Quand une journaliste autrichienne ose poser des questions « provocantes » au gouvernement hongrois…

Un sujet du JT de la télévision publique hongroise M1, à charge contre une journaliste autrichienne, crée un imbroglio diplomatique entre la Hongrie et l’Autriche. Il révèle aussi le degré de propagande véhiculée par les médias publics à la botte du pouvoir.  

Le « journalisme » pratiqué par les médias publics en Hongrie n’est pas le même que celui des journalistes autrichiens, tout au moins de celui Franziska Tschinderle. Cette dernière a, selon le bandeau d’information du journal télévisé de la chaîne publique M1 en Hongrie « provoqué avec ses questions » des eurodéputés du Fidesz, le parti de Viktor Orbán. 
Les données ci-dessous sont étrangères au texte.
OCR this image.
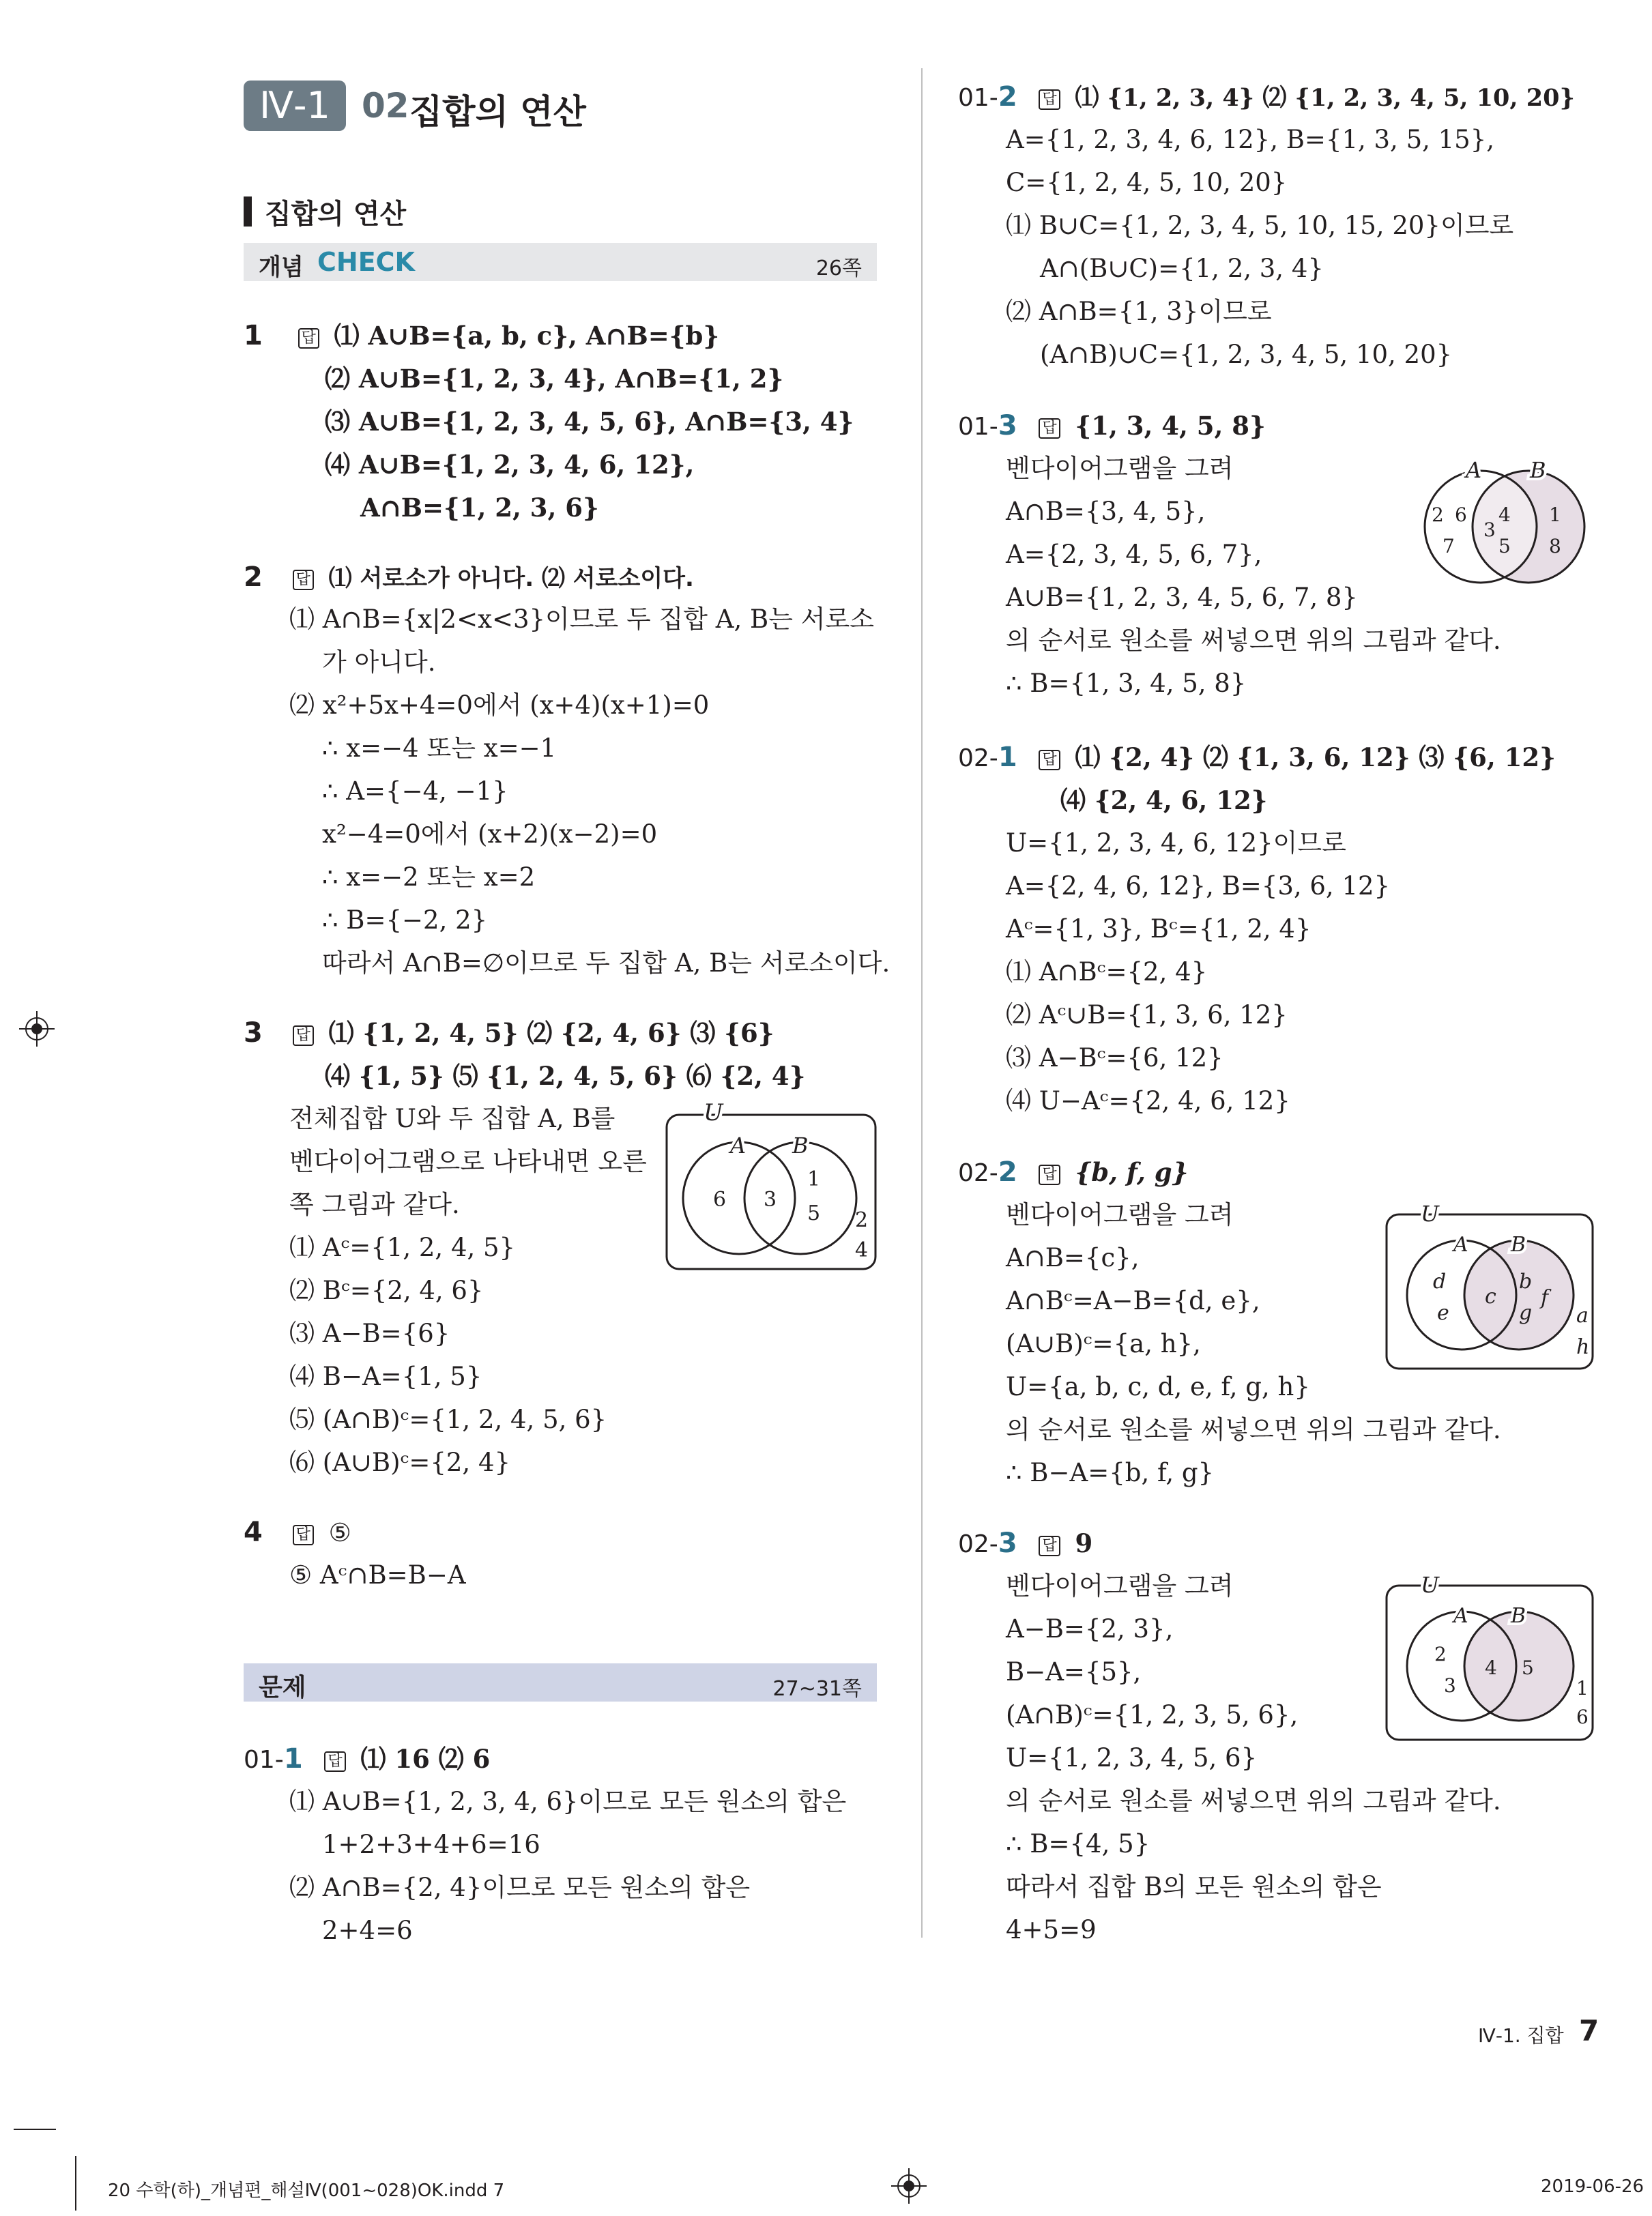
Ⅳ-1 02 집합의 연산
집합의 연산
개념 CHECK	26쪽
1	답 ⑴ A∪B={a, b, c}, A∩B={b}
⑵ A∪B={1, 2, 3, 4}, A∩B={1, 2}
⑶ A∪B={1, 2, 3, 4, 5, 6}, A∩B={3, 4}
⑷ A∪B={1, 2, 3, 4, 6, 12},
A∩B={1, 2, 3, 6}
2 답 ⑴ 서로소가 아니다. ⑵ 서로소이다.
⑴ A∩B={x|2<x<3}이므로 두 집합 A, B는 서로소
가 아니다.
⑵ x²+5x+4=0에서 (x+4)(x+1)=0
∴ x=−4 또는 x=−1
∴ A={−4, −1}
x²−4=0에서 (x+2)(x−2)=0
∴ x=−2 또는 x=2
∴ B={−2, 2}
따라서 A∩B=∅이므로 두 집합 A, B는 서로소이다.
3 답 ⑴ {1, 2, 4, 5} ⑵ {2, 4, 6} ⑶ {6}
⑷ {1, 5} ⑸ {1, 2, 4, 5, 6} ⑹ {2, 4}
전체집합 U와 두 집합 A, B를
벤다이어그램으로 나타내면 오른
쪽 그림과 같다.
⑴ Aᶜ={1, 2, 4, 5}
⑵ Bᶜ={2, 4, 6}
⑶ A−B={6}
⑷ B−A={1, 5}
⑸ (A∩B)ᶜ={1, 2, 4, 5, 6}
⑹ (A∪B)ᶜ={2, 4}
U
A B
6 3
1
5 2
4
4 답 ⑤
⑤ Aᶜ∩B=B−A
문제	27~31쪽
01-1 답 ⑴ 16 ⑵ 6
⑴ A∪B={1, 2, 3, 4, 6}이므로 모든 원소의 합은
1+2+3+4+6=16
⑵ A∩B={2, 4}이므로 모든 원소의 합은
2+4=6
01-2 답 ⑴ {1, 2, 3, 4} ⑵ {1, 2, 3, 4, 5, 10, 20}
A={1, 2, 3, 4, 6, 12}, B={1, 3, 5, 15},
C={1, 2, 4, 5, 10, 20}
⑴ B∪C={1, 2, 3, 4, 5, 10, 15, 20}이므로
A∩(B∪C)={1, 2, 3, 4}
⑵ A∩B={1, 3}이므로
(A∩B)∪C={1, 2, 3, 4, 5, 10, 20}
01-3 답 {1, 3, 4, 5, 8}
벤다이어그램을 그려
A∩B={3, 4, 5},
A={2, 3, 4, 5, 6, 7},
A∪B={1, 2, 3, 4, 5, 6, 7, 8}
의 순서로 원소를 써넣으면 위의 그림과 같다.
∴ B={1, 3, 4, 5, 8}
A B
2 6
7
4
3
5
1
8
02-1 답 ⑴ {2, 4} ⑵ {1, 3, 6, 12} ⑶ {6, 12}
⑷ {2, 4, 6, 12}
U={1, 2, 3, 4, 6, 12}이므로
A={2, 4, 6, 12}, B={3, 6, 12}
Aᶜ={1, 3}, Bᶜ={1, 2, 4}
⑴ A∩Bᶜ={2, 4}
⑵ Aᶜ∪B={1, 3, 6, 12}
⑶ A−Bᶜ={6, 12}
⑷ U−Aᶜ={2, 4, 6, 12}
02-2 답 {b, f, g}
벤다이어그램을 그려
A∩B={c},
A∩Bᶜ=A−B={d, e},
(A∪B)ᶜ={a, h},
U={a, b, c, d, e, f, g, h}
의 순서로 원소를 써넣으면 위의 그림과 같다.
∴ B−A={b, f, g}
U
A B
d
e
c
b
f
g a
h
02-3 답 9
벤다이어그램을 그려
A−B={2, 3},
B−A={5},
(A∩B)ᶜ={1, 2, 3, 5, 6},
U={1, 2, 3, 4, 5, 6}
의 순서로 원소를 써넣으면 위의 그림과 같다.
∴ B={4, 5}
따라서 집합 B의 모든 원소의 합은
4+5=9
U
A B
2
3
4 5
1
6
Ⅳ-1. 집합 7
20 수학(하)_개념편_해설Ⅳ(001~028)OK.indd 7	2019-06-26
Dans un sujet à charge de 3 minutes et demie, qualifié par Telex de « voyage dans le temps, dans les années 1960-70 », à une époque où le contrôle de l’information par le parti unique était total, on y apprend que la journaliste, qualifiée d’ « Autrichienne libérale », a contacté les eurodéputés avec des « questions provocantes » qui masquaient apparemment mal des « allégations ». Elles portaient sur la formation d’une alliance d’extrême-droite entre le PiS polonais, le Fidesz hongrois et la Lega italienne.

« Il ne s’est pas écoulé une semaine [depuis la rencontre entre Orban-Salvini-Morawiecki] que la presse européenne libérale de gauche se lance déjà dans une attaque sans précédent » peut-on également entendre. 

« La journaliste a provoqué avec ses questions ». Capture d’écran.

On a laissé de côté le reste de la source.